Il faut d’abord rappelet qu’en droit français sont distinguées dans le commandement : la fonction de direction opérationnelle dite DOS (Directeur des opérations de secours) qui est assurée par le maire de la commune siège du sinistre ou dans des cas précis le préfet du département (il s’agit davantage d’une dévolution de responsabilité juridique) et la fonction de COS (Commandant des opérations de secours) qui correspond à la mise en oeuvre technique des moyens.

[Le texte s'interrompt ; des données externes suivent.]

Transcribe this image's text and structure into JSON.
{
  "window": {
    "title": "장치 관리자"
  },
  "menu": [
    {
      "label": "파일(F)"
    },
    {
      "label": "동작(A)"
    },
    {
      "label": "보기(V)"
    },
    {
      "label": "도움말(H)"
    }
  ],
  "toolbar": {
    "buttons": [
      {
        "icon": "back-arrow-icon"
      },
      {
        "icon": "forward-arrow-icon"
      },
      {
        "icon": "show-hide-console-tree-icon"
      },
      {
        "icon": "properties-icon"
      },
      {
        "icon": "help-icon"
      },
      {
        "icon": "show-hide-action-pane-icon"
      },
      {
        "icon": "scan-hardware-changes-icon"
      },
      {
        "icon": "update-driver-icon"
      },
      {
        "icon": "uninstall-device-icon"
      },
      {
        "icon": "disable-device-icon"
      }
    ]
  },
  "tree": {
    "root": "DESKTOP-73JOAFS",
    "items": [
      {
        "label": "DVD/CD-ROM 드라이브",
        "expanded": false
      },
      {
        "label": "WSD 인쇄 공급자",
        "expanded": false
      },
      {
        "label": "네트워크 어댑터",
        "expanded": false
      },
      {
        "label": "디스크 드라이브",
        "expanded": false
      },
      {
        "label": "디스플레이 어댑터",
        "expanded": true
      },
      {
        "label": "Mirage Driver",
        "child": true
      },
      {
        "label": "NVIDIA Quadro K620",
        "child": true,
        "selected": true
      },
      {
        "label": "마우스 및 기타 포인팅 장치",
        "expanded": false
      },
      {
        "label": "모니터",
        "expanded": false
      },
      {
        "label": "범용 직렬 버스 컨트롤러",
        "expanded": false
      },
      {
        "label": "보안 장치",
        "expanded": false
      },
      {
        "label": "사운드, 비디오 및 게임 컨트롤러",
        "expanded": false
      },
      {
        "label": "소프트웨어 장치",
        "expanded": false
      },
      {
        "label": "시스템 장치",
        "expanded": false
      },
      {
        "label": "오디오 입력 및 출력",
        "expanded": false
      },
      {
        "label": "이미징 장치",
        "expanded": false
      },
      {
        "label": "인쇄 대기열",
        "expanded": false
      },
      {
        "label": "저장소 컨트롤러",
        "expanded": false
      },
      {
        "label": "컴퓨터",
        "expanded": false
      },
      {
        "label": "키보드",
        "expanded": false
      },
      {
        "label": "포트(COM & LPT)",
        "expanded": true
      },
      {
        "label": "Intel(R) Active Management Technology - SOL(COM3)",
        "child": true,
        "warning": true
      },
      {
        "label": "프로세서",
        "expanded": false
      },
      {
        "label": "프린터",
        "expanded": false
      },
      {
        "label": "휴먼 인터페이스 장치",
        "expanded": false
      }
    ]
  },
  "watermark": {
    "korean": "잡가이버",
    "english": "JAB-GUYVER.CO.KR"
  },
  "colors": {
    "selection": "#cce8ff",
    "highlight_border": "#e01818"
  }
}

Pour ce qui concerne les sapeurs pompiers, le commandement opérationnel est assuré par des personnes disposant de l’emploi de responsabilité opérationnelle. Ainsi, on a hiérarchiquement :
- Les chefs d’agrès, commandant les actions des secours de proximité, allant de 1 véhicule à 3 au maximum, ce qui peut correspondre à une dizaine d’agents. Ce sont en général des opérations de secours classiques. En Meurthe-et-Moselle, il a été mis en place une distribution entre les chefs d’agrès pour les véhicules à faible effectif et intervenant souvent seuls (par exemple VSAV), tenus normalement par des sergents ou par défaut des caporaux, et ceux affectés dans des engins de type FPT, dévolus aux adjudants ou par défaut aux sergents confirmés (on les appelle chef d’agrès FPT). Ce sont ces derniers agents qui sont amenés à commander le maximum de 3 engins.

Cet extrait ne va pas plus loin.